We do preserve and restore all tag files other than bag-info.txt and bagit.txt, so if your bag includes tags that you want to preserve, put those tags into other tag files.

aptrust-info.txt

This file MUST be present and MUST contain the following tag fields.

  • Title: Human readable title for searching and listing in APTrust. This cannot be empty.
  • Description: A human-readable description of the bag.
  • Access: One of three enumerated access conditions. [“Consortia”, “Restricted”, “Institution”]. These access restrictions describe who can see the object metadata, including the object's name and description, a list of its generic files and events. APTrust does not currently provide access to the objects themselves, except when the owning institution restores a bag it owns. In other words, no matter which access setting you choose, no other institution can access your intellectual object. The general public cannot see any information in the APTrust system.
    • Restricted: Metadata about this object is accessible to the institutional administrator (at the depositing institution) and to the APTrust admin. No one else can even see that this object exists in the repository.
      • Institution: All users at the depositing institution can see metadata about this object.
      • Consortia: All APTrust members can see this object's metadata.
  • Storage-Option: This tag is new as of July 2018. It indicates how and where you want APTrust to store your bag. Because this tag was not part of the original APTrust BagIt specification, this tag is not required.

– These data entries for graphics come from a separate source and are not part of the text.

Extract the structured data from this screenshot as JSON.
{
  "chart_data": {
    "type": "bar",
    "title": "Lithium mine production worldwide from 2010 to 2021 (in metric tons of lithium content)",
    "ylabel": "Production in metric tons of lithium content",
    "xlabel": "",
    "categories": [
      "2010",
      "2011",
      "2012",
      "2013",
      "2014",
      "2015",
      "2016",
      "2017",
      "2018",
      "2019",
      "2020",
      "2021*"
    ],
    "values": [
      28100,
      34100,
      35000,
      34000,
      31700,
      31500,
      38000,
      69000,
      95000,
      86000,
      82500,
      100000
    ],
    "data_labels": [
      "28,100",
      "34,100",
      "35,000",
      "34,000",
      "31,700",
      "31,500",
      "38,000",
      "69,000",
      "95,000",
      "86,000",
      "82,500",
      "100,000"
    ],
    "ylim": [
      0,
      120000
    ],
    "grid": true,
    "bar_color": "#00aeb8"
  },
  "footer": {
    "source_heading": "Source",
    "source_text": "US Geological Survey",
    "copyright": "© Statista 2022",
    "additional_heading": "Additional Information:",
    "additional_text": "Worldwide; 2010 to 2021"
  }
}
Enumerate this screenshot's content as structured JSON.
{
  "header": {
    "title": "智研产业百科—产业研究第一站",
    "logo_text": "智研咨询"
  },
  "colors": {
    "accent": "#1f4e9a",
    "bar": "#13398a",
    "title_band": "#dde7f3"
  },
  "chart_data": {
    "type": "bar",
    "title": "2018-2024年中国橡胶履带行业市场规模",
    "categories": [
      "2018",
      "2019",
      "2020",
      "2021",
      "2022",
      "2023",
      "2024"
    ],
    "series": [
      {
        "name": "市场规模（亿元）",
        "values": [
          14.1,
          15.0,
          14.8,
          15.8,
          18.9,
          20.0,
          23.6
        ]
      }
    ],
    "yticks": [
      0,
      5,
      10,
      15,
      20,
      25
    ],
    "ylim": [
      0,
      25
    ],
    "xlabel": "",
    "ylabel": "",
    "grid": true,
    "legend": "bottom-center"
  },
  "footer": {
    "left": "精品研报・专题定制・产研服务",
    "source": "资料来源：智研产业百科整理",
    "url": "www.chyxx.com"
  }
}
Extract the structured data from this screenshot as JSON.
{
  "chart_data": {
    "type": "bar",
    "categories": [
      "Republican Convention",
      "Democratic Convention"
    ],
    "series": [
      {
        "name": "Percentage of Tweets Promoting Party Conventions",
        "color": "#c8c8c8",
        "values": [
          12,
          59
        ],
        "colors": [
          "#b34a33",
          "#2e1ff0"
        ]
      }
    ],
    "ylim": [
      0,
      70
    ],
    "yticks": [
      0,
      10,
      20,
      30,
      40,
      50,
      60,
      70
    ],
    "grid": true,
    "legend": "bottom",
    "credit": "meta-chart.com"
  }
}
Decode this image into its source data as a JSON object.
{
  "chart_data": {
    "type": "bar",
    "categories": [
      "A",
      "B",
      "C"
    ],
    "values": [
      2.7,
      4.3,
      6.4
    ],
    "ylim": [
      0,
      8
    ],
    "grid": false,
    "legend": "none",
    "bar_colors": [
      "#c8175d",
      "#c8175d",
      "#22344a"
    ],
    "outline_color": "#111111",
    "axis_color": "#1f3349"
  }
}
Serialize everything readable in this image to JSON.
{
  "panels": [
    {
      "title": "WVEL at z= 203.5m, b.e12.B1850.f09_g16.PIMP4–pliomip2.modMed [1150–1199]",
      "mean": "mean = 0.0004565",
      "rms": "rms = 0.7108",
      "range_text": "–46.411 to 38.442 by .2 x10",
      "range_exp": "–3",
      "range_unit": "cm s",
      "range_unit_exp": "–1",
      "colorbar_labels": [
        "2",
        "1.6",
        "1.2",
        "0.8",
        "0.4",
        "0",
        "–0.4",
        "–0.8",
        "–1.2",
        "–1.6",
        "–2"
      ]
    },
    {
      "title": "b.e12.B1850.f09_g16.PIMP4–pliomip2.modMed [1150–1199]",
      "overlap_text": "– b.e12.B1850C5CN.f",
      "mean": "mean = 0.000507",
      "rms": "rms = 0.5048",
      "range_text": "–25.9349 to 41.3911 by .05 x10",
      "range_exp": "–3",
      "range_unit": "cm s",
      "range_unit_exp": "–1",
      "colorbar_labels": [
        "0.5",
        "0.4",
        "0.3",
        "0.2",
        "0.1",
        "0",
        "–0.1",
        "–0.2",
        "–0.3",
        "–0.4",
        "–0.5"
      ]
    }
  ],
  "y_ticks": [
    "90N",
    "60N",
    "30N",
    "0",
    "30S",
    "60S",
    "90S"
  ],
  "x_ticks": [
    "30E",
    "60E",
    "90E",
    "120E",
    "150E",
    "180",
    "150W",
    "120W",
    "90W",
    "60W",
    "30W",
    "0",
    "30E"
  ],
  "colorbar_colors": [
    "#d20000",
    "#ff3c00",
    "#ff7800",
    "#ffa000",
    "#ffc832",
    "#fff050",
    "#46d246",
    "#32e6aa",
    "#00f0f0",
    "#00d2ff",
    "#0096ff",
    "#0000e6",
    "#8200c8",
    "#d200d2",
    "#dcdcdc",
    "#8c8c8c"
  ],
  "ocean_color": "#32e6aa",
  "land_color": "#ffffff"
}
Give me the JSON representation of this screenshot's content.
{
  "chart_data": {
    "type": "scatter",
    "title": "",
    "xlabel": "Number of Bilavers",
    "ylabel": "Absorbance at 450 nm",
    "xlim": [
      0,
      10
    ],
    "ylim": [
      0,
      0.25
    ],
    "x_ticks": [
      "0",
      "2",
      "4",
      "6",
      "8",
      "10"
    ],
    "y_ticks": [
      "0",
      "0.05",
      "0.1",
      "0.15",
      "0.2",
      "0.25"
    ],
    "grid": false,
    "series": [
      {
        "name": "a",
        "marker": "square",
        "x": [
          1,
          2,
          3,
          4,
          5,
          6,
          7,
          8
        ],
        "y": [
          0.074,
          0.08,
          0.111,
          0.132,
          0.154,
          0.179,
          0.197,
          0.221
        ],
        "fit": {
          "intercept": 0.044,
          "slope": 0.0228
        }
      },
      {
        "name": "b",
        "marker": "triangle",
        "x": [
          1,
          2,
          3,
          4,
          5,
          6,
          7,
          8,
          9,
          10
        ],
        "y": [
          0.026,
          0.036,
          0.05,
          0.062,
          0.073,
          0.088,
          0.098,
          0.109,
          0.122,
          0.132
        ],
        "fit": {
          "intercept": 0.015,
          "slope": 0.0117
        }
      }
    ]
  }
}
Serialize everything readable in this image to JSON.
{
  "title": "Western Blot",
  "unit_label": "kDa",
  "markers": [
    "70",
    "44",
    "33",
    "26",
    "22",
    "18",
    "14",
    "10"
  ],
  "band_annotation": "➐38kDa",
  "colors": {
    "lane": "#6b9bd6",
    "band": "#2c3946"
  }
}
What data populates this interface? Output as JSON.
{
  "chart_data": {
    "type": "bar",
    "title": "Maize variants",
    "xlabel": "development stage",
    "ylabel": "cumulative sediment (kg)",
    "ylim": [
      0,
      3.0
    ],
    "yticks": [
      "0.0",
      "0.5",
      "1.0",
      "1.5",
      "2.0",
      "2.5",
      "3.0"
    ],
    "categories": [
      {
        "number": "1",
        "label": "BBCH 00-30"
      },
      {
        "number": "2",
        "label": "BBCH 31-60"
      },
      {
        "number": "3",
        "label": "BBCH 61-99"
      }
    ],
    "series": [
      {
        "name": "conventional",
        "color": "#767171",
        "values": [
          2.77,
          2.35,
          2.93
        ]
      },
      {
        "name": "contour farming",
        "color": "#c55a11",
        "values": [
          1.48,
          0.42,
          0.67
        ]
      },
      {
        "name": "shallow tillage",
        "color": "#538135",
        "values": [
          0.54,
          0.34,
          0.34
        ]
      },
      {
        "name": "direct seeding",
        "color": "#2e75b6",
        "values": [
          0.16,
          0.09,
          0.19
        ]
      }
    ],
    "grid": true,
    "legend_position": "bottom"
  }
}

If omitted, Storage-Option defaults to "Standard," which was the only storage option that existed prior to 2018. See the section on Storage Options below for more information. The Storage-Option tag supports the following values:
    • Standard: The bag's contents will be store in S3 in Northern Virginia and Glacier in Oregon. APTrust will perform fixity checks on the S3 files every 90 days.
    • Glacier-OH: Files will be stored ONLY in Glacier, in AWS's Ohio region, and will be encrypted during storage. APTrust will not perform any fixity checks on these files.
    • Glacier-OR: Files will be stored ONLY in Glacier, in AWS's Oregon region, and will be encrypted during storage. APTrust will not perform any fixity checks on these files.
    • Glacier-VA: Files will be stored ONLY in Glacier, in AWS's Northern Virginia region, and will be encrypted during storage. APTrust will not perform any fixity checks on these files.


Bag Serialization

Bags serialize for use by APTrust must use TAR as their serialization format, MUST not use compression and MUST follow the file and folder naming restrictions as well as end with the .tar extension.

Quick Checklist


Valid bags meet all of the following criteria:

  • The bag was submitted as a tar file, without compression
  • Bag name follows the pattern <institution.edu>.bag_name[.b###.of###].tar.
  • Bag untars to a directory whose name matches the name of the tar file, minus the .tar extension.
  • Bag contains an md5 or sha256 manifest (or both)
  • Bag contains the data directory
  • Bag contains bagit.txt, as described above
  • Bag contains bag-info.txt as described above
  • Bag contains aptrust-info.txt as described above
  • All data files are in the manifest, and all checksums matched
  • All tag files mentioned in the tag manifest are present, and checksums match (you may omit tag files from the tag manifests)


Bagging Interest Group

The Bagging Interest Group discusses bagging best practices, problems, and concerns, and posts occasionally to the APTrust Group Space.